When we disagree on something, we sit down and talk. We use knives to cut our bread and food, sat together around a family table to eat.

And actually they are right. Most Europeans use knives to cut bread, because they do not dirty their hands with blood when they kill. We sit at the family table, while maintaining these camps where people are crowded together without any rights. That “father of the family who cuts bread with the knife” is one of the coastguards responsible for the murder a few weeks ago of four people who were trying to reach Lesbos from Turkey. For example. The fathers of the family are the businessmen, politicians, policemen and all those who directly or indirectly participate in this Europe that long ago learned to steal and murder in a subtle and silent way.  All the people whose silence makes them accomplice.

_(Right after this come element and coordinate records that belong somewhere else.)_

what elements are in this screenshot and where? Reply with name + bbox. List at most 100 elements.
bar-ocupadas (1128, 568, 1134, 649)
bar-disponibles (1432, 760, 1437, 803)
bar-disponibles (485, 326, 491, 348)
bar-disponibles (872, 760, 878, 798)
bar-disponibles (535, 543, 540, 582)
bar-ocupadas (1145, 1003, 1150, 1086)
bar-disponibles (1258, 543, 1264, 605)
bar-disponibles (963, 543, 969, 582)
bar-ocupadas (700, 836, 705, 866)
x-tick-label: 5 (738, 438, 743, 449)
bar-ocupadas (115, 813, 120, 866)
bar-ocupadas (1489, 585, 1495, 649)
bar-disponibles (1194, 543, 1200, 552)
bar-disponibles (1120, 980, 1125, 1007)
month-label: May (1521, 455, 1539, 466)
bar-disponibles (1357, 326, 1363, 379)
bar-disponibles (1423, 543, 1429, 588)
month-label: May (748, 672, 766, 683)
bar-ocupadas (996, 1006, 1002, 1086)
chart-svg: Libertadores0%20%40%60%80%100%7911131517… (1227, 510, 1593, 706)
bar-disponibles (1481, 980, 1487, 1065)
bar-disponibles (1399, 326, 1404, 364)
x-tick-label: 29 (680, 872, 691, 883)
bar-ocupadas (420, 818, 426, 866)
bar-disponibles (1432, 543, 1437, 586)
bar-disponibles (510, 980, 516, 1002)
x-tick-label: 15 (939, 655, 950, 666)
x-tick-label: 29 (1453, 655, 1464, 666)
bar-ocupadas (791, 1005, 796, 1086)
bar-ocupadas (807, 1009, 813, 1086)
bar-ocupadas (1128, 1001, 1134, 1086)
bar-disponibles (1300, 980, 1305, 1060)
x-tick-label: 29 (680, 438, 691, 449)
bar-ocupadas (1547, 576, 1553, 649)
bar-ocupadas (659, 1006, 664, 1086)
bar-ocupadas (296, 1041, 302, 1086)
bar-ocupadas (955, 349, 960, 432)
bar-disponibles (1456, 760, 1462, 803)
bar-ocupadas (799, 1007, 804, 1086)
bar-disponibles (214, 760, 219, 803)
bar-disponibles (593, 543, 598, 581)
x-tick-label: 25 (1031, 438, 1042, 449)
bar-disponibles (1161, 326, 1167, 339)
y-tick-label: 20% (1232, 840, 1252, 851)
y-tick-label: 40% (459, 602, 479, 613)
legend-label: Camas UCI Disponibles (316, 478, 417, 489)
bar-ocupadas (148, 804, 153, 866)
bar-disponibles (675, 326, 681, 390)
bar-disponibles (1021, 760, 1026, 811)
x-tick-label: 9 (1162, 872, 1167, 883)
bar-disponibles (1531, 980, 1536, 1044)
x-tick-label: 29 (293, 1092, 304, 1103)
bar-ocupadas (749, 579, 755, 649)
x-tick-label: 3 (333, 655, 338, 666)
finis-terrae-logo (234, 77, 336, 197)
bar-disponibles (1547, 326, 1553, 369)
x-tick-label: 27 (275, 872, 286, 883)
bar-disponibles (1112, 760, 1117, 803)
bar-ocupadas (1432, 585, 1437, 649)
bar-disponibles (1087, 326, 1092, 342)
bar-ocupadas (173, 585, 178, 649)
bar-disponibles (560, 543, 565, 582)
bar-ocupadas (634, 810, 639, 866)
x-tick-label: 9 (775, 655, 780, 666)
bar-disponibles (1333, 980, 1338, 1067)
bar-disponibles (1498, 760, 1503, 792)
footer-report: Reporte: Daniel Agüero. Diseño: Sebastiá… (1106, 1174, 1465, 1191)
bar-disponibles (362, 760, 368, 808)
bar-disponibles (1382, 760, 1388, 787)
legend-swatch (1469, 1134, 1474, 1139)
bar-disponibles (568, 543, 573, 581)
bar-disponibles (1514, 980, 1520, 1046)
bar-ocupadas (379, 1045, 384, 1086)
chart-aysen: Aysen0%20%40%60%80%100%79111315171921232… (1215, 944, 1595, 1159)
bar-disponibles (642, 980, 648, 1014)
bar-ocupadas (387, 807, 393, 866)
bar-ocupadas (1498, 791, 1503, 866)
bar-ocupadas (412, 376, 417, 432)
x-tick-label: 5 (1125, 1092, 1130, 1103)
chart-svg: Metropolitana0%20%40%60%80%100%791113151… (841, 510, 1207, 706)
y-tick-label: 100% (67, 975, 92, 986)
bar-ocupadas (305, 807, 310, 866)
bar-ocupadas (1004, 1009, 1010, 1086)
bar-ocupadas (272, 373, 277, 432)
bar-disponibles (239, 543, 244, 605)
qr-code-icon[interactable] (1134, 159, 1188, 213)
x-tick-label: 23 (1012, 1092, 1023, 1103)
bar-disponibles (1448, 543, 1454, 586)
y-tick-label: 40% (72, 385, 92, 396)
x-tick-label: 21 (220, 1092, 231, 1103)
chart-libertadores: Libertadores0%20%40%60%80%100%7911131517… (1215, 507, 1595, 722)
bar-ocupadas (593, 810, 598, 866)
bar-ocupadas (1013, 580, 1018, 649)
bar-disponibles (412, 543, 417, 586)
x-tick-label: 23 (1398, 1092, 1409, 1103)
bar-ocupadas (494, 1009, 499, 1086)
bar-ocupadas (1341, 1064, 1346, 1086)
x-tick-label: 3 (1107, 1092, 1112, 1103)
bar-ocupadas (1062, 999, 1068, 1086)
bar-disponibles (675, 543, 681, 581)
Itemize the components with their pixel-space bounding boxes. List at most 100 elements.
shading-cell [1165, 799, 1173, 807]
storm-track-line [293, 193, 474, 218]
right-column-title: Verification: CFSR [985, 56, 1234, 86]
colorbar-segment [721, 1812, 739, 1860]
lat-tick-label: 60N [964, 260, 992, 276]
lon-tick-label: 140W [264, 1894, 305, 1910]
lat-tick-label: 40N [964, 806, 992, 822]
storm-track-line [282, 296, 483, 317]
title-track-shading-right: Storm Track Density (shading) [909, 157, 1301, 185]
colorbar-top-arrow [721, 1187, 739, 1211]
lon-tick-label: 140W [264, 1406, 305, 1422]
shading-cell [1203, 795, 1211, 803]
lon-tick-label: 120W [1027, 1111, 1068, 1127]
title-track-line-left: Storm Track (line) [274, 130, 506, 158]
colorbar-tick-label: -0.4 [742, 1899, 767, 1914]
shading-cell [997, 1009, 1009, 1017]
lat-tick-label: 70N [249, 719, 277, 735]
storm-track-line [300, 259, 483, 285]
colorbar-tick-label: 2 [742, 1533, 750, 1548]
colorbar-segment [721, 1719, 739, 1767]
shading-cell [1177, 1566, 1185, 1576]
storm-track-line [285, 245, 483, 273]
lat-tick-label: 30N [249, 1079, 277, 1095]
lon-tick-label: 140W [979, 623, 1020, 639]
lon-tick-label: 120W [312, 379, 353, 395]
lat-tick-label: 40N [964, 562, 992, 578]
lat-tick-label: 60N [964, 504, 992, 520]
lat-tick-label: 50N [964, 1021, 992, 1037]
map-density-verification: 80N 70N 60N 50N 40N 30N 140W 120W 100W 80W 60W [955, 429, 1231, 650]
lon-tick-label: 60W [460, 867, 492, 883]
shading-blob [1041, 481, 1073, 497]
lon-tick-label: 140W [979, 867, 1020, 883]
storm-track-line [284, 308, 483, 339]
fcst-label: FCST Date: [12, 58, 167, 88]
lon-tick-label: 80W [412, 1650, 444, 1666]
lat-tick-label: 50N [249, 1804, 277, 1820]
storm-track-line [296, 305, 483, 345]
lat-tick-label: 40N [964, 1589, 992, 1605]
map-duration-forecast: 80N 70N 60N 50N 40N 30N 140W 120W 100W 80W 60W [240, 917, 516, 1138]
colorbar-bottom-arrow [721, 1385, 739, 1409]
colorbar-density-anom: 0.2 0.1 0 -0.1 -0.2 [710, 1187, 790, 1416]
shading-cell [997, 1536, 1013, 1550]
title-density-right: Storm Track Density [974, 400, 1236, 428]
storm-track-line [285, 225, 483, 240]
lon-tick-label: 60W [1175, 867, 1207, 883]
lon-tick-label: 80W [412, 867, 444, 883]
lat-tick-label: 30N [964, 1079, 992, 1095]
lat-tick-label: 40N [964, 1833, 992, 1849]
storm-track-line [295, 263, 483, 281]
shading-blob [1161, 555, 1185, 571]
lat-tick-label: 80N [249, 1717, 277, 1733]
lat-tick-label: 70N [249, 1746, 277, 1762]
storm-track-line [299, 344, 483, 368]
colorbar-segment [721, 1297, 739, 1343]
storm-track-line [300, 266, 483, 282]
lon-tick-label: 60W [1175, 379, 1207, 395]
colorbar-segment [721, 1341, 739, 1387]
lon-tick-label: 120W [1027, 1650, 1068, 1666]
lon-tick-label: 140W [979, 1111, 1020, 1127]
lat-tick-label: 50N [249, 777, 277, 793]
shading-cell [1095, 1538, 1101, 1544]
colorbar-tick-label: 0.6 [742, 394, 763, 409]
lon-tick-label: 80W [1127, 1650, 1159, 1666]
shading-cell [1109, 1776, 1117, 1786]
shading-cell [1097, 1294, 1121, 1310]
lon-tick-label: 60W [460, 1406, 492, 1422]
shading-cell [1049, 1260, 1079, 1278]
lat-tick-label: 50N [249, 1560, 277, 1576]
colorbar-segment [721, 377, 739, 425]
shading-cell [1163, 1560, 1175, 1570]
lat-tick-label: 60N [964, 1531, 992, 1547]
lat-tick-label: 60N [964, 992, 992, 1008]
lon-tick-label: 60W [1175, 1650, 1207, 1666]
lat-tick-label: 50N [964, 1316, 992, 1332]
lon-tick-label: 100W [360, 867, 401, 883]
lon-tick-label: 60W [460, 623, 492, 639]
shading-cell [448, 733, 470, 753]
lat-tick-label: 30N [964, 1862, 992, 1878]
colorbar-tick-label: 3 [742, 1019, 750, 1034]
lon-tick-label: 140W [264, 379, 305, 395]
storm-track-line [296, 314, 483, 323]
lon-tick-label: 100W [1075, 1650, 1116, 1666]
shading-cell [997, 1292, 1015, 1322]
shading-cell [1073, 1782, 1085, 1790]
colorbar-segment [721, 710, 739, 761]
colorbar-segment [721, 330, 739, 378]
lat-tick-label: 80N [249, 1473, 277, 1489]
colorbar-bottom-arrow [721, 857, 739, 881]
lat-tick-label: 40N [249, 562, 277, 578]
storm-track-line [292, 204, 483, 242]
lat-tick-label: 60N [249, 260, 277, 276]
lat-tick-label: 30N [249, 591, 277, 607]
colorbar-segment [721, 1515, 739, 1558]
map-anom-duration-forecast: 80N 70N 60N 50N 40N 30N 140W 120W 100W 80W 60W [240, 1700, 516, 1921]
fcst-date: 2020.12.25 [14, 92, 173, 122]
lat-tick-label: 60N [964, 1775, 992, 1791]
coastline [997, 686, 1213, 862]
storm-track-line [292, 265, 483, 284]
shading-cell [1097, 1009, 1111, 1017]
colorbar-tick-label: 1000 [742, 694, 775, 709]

The false notion of civilized Europe seeks to hide its colonial and violent past, its neo-colonial and violent present. A Europe that has been historically nourished by the exploitation of “everything else”, in a process of capital accumulation through dispossession and plunder. A historical reality that at the same time explains why millions of people are forced to leave the territories where they were born to end up in a refugee camp like this one. Maintaining this discourse of “civilized Europe” versus “violent and murderous migrants” is especially important today, given that the explicit violence on European borders and the clear retreat of the rights of migrants is clearer than ever and must be legitimized.

In war the enemy is not human.

I would like to say that Karamoko was not killed by a knife, nor by a person from Afghanistan. Not only. Karamoko was killed by a system that uses and disregards the lives of migrants. Karamoko was killed by a camp where people are tortured, and where the lives of all those who live there are sacrificed for a higher purpose. Keep the walls of Europe high, the mass graves full. To keep the plundered treasure in their hands. Karamoko represents the way in which the historical genocide on which Europe was built and is maintained today

Perhaps it is useful to remember, so as not to be blinded by the glare of the knife, the spectacle prepared to distract our attention, the theatre of death ready to continue its silent murders. To say that the police, the state, the European Union and its racist states are responsible for Karamoko’s murder would allow us to understand that we can only get out of this when we identify the real murderers. The murderers beyond the knife.